Presiden Prabowo Subianto secara resmi meluncurkan "Gerakan Indonesia Menanam (Gerina)" pada 23 April 2025 di Banyuasin, Sumatera Selatan. [indonesiasatu.co]
Gerakan ini diklaim sebagai upaya strategis menuju swasembada pangan nasional. Namun pertanyaannya, “Apa arti menanam jika tanahnya dikuasai segelintir elite, dan hasil panennya tetap kalah oleh banjir impor?”
Data Konsorsium Pembaruan Agraria (KPA) menunjukkan bahwa 68% tanah di Indonesia dikuasai oleh hanya 1% penduduk, sedangkan petani kecil rata-rata hanya memiliki 0,3 hektare lahan. [kpa.or.id]
Lebih tragis lagi, sejak 2019, lebih dari 320.000 hektare sawah telah hilang akibat alih fungsi lahan. [kpk.go.id]

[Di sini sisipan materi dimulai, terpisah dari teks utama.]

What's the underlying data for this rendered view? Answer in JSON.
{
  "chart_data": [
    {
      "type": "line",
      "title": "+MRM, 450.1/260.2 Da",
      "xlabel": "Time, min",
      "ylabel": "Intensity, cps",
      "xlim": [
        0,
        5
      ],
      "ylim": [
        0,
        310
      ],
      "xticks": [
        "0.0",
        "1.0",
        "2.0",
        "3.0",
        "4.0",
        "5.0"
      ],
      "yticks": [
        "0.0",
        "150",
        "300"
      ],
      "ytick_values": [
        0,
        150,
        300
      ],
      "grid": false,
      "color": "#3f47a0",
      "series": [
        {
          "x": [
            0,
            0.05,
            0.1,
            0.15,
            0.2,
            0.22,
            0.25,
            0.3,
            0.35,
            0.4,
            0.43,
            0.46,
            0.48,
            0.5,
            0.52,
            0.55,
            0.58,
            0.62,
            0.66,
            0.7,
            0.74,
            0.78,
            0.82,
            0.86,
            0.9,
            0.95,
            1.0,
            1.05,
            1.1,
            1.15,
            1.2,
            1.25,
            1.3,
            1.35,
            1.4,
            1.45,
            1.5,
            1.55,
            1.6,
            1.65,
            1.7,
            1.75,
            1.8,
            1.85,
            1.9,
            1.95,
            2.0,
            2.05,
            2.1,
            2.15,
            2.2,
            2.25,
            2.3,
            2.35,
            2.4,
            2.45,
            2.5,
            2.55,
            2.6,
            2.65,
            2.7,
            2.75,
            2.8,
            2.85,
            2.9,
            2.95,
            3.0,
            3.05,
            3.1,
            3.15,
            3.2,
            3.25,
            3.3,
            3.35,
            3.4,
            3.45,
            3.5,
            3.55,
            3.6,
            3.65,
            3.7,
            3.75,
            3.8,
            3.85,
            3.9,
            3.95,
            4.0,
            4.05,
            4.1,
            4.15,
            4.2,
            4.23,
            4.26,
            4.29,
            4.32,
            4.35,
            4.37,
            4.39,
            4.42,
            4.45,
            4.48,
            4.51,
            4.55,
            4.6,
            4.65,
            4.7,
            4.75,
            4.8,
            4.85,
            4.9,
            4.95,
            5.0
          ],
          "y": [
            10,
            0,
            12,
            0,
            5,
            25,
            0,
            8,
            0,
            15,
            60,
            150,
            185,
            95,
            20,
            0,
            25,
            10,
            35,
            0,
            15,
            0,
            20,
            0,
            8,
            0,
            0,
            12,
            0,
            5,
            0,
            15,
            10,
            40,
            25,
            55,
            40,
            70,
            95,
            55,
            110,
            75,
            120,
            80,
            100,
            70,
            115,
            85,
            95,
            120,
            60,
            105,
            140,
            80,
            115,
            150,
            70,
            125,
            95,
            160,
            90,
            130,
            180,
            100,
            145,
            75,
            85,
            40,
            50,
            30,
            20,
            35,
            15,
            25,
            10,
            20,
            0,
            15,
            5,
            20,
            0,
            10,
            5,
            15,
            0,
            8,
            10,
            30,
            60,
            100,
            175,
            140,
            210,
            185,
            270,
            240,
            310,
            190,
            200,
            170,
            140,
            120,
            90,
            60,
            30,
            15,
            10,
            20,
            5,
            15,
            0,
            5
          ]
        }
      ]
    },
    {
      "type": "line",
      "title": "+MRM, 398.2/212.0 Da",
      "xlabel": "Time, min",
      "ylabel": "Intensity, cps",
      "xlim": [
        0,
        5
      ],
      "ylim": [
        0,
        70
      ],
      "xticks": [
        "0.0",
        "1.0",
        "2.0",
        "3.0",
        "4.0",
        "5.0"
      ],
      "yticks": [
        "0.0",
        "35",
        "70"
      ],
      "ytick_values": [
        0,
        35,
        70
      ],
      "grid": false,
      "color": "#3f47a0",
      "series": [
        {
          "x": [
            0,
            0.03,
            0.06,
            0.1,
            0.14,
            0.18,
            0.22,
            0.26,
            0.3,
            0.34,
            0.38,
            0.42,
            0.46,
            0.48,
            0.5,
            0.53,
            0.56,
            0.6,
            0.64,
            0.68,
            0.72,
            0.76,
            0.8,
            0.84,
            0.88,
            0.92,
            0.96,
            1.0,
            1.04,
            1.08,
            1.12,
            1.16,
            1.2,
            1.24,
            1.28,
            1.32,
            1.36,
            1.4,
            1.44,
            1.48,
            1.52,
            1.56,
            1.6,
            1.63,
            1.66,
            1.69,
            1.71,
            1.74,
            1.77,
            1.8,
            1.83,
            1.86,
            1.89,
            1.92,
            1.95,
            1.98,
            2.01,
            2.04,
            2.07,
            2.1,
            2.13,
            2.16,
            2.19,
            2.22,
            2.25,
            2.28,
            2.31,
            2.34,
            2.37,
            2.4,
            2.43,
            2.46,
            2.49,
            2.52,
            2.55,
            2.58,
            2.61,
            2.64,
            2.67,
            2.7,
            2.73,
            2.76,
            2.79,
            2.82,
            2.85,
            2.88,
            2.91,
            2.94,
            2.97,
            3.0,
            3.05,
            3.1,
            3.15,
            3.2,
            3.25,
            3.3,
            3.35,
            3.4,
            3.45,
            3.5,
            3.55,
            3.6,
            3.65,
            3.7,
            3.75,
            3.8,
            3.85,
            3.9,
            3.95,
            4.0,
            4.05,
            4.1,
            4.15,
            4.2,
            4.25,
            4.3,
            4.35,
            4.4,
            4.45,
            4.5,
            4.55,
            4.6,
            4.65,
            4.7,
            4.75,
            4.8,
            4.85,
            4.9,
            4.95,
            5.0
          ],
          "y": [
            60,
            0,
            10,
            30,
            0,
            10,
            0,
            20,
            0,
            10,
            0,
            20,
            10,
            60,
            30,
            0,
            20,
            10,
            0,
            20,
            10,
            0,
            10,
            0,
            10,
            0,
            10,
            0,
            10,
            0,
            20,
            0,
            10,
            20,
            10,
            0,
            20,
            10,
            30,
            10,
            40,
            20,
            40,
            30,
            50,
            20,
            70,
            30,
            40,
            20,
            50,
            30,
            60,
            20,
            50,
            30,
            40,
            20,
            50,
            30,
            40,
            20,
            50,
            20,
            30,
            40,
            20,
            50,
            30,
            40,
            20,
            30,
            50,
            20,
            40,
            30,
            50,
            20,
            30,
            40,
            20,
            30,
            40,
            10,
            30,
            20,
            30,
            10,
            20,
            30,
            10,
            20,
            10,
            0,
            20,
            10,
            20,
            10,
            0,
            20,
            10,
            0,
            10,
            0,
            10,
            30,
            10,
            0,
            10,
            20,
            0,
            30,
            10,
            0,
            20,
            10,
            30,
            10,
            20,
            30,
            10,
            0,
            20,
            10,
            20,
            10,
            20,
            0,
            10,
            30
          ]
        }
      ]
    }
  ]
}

Di sisi lain, angka impor terus membengkak. Pada 2024, impor beras mencapai 4,52 juta ton. [cnbcindonesia.com]
Sementara impor kedelai dari Januari hingga September 2024 menembus 2,16 juta ton, mayoritas berasal dari Amerika Serikat. [kontan.co.id]
Semua fakta ini menunjukkan bahwa persoalan pangan bukanlah sekadar teknis, melainkan sistemik. Sistem kapitalisme telah menjadikan tanah dan pangan sebagai komoditas bisnis, bukan lagi menjadi hak dasar rakyat. Kapitalisme menempatkan keuntungan di atas kemaslahatan, bahkan dalam urusan perut rakyat.
Maka, solusi persoalan pangan sejatinya bukan hanya sekadar dorongan gerakan menanam, tetapi juga mesti ada dorongan perubahan sistemik yang mampu memfasilitasi rakyat untuk benar-benar berdaulat atas tanah dan pangannya.
Sudah saatnya Indonesia tidak hanya melirik, tapi juga mulai mempertimbangkan dengan serius sistem Islam sebagai solusi menyeluruh atas persoalan pangan dan agraria.
Pasalnya, dalam sistem Islam, melalui institusi Khilafah, menawarkan solusi struktural dan menyentuh akar masalah, di antaranya:
- Distribusi tanah secara adil. Tanah pertanian tidak boleh dikuasai oleh korporasi (perusahaan swasta apalagi asing) atau segelintir elite (oligarki) pemilik modal. Sebagaimana sabda Nabi Muhammad SAW, "Siapa yang menghidupkan tanah mati, maka tanah itu menjadi miliknya". (HR. Tirmidzi)
- Negara melalui penguasanya wajib menjamin pemenuhan kebutuhan dasar rakyatnya, termasuk kebutuhan pangan. Nabi SAW juga bersabda, "Imam adalah raa'in (pengurus)) dan ia bertanggung jawab atas rakyatnya". (HR. Bukhori)
- Pendanaan pertanian berasal dari Baitul Mal, yang juga bersumber dari kepemilikan umum seperti sumber daya alam yang hakikatnya adalah milik umat. Bukan dari utang luar negeri ataupun investasi asing. Rasulullah SAW menerangkan: "Kaum Muslim berserikat dalam tiga hal: air, padang rumput, dan api". (HR. Abu Dawud)
- Impor akan dibatasi dan swasembada didorong secara maksimal dengan kebijakan berbasis syariat, bukan dengan mekanisme pasar bebas yang merugikan petani lokal.
Penutup, solusi Islam bukanlah angan-angan (utopia). Sejarah mencatat, di bawah kepemimpinan Khalifah Umar bin Abdul Aziz, dalam waktu dua tahun, kelaparan sirna dan kesejahteraan merata. Bukan dengan jargon populis, tetapi sistem Islam yang adil.
Maka, bertahan dalam sistem kapitalisme hanya akan melahirkan solusi semu. Gerakan menanam bisa menjadi kosmetik belaka yang justru menutup masalah yang sebenarnya tanpa menyentuh akar persoalan.
Karena problem pangan bukan pada sekadar persoalan alat, benih, keterampilan para petani, atau keahlian para prfesor pertanian, melainkan pada sistem yang menaungi semuanya.
Untuk itu, sudah saatnya kita menanam bukan hanya padi, tapi juga turut serta menanamkan harapan di atas tanah sistem Islam yang kokoh dan adil (Khilafah ‘ala minhaj an-nubuwwah).
Dengan itu, Islam tidak hanya tegak sebagai agama, tapi juga dapat diterapkan dalam kehidupan nyata sebagai sistem (petunjuk Allah SWT, Tuhan semesta alam) yang jika diikuti dengan sebaik-baiknya pasti mampu menyelesaikan persoalan hidup secara menyeluruh, termasuk persoalan pangan dan agraria.